Bestuurder zijn in crisistijd
De jongeman werd in Nederland bekend door zichzelf tijdens een live talkshow aan de tafel vast te lijmen. Hij vroeg als klimaatactivist aandacht voor de ernst van de ecologische crisis. Hij behoort, zo stelde hij, tot de laatste generatie die de ergste gevolgen van klimaatvernietiging kan stoppen. Hij hield de zaal voor dat ditzelfde voor ons gold: de laatste generatie bestuurders die de ergste gevolgen van klimaatvernietiging kan stoppen. Bestuurder in crisistijd dus.
Hoe groot is die crisis? Wat betekent het om bestuurder te zijn in crisistijd? Het is belangrijk deze vragen te benaderen vanuit de realiteit van de ecologische crisis, niet vanuit een zogenaamde ‘bestuurlijke realiteit’. De realiteit van de crisis is niet alleen wetenschappelijk. Het is een reële crisis van mensen die nu al hun oogst verliezen, nu al hun land verliezen, nu al levens verliezen. Die realiteit is dat de verhitting van de planeet nu al leidt tot extreem weer, natuurrampen, honger, schaarste, geweld, conflict, oorlog, ziekte en meer dan vijfentwintig miljoen mensen per jaar die op de vlucht zijn.

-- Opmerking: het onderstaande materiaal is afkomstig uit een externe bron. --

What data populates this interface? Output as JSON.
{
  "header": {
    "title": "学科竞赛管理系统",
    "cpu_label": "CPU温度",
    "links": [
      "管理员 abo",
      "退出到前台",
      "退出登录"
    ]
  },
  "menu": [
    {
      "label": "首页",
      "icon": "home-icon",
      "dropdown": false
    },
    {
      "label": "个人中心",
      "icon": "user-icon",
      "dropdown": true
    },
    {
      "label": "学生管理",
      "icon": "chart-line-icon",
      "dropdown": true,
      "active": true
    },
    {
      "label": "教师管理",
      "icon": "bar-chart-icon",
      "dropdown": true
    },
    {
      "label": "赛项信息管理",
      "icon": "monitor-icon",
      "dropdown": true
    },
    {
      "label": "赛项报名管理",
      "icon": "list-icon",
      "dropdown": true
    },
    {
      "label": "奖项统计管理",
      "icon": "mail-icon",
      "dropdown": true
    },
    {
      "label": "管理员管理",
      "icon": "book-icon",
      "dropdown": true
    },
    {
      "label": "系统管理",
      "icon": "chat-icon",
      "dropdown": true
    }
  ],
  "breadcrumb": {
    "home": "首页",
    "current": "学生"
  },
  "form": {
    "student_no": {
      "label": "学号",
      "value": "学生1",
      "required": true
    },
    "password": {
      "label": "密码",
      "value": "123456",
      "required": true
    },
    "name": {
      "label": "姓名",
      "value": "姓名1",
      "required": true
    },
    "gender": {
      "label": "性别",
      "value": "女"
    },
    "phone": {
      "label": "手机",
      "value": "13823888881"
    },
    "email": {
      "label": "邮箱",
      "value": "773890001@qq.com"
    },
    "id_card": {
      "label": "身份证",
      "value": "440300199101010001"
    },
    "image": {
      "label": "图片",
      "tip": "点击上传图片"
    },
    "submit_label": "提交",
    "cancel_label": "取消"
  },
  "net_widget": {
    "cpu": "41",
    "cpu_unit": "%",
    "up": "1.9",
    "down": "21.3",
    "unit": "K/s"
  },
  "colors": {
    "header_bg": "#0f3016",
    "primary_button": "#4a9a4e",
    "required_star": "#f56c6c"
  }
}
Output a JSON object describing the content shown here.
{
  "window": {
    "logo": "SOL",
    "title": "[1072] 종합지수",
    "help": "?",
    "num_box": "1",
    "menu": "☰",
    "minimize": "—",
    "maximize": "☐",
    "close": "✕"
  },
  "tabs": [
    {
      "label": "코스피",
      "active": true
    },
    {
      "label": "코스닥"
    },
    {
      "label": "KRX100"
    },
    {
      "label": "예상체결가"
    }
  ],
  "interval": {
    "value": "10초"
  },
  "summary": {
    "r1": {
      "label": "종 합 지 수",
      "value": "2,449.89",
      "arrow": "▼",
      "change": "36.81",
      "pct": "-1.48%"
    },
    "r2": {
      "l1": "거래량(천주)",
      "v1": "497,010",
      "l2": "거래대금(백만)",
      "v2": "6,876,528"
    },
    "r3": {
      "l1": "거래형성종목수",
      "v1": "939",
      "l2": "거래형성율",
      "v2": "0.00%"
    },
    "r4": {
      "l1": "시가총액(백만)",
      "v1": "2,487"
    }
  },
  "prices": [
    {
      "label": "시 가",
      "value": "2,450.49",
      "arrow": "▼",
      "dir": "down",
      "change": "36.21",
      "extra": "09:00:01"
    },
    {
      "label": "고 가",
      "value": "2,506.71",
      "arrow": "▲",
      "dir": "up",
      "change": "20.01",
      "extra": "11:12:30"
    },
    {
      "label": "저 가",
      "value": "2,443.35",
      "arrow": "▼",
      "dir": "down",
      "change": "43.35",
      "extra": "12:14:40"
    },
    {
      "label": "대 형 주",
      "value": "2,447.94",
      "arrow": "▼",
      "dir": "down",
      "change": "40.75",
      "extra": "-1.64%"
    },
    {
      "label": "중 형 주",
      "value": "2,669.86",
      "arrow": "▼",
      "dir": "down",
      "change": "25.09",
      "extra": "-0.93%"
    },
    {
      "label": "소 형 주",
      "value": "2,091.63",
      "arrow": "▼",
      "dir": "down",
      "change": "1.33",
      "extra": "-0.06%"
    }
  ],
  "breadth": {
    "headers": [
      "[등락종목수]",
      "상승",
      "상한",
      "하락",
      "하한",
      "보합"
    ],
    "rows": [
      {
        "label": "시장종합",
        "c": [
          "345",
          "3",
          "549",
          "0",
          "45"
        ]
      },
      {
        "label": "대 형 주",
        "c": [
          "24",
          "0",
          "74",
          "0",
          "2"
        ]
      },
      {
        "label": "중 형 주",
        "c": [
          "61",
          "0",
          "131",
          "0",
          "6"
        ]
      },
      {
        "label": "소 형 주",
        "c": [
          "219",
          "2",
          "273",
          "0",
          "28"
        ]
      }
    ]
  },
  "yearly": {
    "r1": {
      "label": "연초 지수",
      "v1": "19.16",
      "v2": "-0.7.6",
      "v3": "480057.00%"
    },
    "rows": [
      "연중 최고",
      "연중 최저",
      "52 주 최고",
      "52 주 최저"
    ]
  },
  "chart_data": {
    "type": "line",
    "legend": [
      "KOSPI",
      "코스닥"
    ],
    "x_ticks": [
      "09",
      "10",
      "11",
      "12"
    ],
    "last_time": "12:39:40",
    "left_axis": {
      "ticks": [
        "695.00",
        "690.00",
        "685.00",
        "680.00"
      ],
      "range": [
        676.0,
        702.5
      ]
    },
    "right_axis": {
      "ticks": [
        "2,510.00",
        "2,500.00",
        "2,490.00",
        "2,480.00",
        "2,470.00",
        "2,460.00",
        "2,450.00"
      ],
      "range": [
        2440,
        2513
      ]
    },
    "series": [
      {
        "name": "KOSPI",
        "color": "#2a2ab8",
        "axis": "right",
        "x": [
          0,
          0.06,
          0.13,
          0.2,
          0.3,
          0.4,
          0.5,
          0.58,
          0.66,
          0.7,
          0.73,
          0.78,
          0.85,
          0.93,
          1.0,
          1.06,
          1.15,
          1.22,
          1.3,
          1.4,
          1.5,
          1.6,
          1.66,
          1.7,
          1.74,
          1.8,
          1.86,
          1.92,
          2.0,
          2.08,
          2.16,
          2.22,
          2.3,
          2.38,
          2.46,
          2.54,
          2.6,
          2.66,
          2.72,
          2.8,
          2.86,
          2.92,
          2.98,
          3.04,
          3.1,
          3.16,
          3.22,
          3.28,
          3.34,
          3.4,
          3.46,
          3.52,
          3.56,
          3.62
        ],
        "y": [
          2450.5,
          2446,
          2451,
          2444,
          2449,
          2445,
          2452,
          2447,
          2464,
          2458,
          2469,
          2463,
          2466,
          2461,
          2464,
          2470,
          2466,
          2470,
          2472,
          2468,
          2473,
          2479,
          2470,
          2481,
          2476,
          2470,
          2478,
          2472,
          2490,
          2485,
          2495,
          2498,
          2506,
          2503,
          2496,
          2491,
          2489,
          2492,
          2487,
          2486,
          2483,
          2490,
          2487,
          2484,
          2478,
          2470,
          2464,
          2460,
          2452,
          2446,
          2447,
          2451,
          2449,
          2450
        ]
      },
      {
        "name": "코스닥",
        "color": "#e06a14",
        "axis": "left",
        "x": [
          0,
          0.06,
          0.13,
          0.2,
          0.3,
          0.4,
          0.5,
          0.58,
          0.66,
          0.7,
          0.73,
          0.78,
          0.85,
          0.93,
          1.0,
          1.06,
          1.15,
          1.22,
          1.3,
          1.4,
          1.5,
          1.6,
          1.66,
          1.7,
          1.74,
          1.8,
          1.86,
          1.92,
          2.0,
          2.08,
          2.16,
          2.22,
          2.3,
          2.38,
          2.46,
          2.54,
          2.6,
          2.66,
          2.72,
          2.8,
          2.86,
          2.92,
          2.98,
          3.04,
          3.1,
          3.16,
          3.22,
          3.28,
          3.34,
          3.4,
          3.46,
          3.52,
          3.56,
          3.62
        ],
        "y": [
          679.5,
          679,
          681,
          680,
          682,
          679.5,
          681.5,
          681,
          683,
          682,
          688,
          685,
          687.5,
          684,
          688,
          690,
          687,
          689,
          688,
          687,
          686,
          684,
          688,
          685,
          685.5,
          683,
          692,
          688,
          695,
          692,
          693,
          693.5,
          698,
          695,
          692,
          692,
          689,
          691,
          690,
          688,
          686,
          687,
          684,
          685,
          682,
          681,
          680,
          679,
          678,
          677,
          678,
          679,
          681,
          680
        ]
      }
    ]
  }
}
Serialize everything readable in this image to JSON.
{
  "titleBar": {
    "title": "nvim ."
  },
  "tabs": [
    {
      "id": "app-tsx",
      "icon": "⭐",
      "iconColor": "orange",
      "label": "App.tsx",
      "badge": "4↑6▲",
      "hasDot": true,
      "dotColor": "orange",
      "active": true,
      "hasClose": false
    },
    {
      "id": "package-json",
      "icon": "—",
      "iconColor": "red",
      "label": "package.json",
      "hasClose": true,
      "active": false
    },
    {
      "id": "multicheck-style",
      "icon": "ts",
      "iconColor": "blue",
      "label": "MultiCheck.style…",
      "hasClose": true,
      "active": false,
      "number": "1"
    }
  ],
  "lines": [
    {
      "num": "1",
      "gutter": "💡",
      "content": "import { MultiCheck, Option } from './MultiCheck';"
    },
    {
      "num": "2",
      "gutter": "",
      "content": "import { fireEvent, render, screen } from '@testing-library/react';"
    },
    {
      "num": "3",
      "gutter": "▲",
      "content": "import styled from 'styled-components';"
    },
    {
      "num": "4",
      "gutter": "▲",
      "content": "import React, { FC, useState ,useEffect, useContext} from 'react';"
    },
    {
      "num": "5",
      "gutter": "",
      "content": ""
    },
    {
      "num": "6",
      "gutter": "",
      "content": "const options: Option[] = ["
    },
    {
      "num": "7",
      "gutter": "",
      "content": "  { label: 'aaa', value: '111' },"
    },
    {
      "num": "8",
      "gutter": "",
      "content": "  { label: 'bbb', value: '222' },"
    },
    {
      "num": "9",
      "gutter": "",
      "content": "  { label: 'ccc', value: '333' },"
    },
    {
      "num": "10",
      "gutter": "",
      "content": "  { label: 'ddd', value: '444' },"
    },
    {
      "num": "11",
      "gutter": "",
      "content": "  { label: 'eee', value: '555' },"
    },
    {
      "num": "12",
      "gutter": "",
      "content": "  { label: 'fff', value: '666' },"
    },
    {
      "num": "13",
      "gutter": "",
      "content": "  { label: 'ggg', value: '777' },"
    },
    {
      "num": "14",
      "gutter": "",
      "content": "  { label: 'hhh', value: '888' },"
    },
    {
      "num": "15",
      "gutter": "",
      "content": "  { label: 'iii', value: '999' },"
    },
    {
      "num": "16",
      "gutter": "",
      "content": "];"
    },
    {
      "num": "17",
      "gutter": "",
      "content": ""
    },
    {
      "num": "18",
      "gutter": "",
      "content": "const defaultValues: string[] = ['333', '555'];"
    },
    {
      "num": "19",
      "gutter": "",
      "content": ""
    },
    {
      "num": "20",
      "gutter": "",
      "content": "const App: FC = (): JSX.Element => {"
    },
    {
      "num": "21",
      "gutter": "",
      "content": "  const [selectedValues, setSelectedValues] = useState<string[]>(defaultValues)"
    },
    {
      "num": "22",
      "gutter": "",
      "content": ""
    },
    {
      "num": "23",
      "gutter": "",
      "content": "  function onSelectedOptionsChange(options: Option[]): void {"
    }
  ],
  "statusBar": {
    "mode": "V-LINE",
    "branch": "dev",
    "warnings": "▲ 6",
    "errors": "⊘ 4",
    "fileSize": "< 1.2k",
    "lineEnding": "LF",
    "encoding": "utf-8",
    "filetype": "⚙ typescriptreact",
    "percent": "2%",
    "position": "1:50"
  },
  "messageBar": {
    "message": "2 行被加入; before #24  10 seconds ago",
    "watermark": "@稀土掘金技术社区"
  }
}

Met het huidige klimaatbeleid gaan we toe naar een wereld die gemiddeld 3 graden warmer is. Bij 3 graden verhitting is de kans op onomkeerbare kantelpunten in het klimaat waardoor de verhitting van de planeet op hol zou slaan en de Aarde grotendeels onleefbaar zou worden, zeer groot. Het is dus een understatement om te stellen dat het huidige klimaatbeleid niet voldoende is. Klimaatbeleid gaat over kansberekening. Laten we dus de kansen bekijken.
Gebaseerd op ons koolstofbudget zou Nederland in 2026 klimaatneutraal moeten zijn om een kans te hebben van 66 procent om de verhitting van de planeet te beperken tot 1,5 graad. Slechts een kans van 66 procent. Er is in datzelfde Nederland geen provincie, gemeente of waterschap die daar ook maar enigszins bij in de buurt komt. Dat is ook niet voor te stellen binnen de kaders van ons huidige economisch- maatschappelijke systeem. Het systeem van de nog altijd ongebreidelde vrije markt, waarin de waarden van het kapitalisme uiteindelijk nog altijd meestal overwinnen. Het systeem van limitless freedom…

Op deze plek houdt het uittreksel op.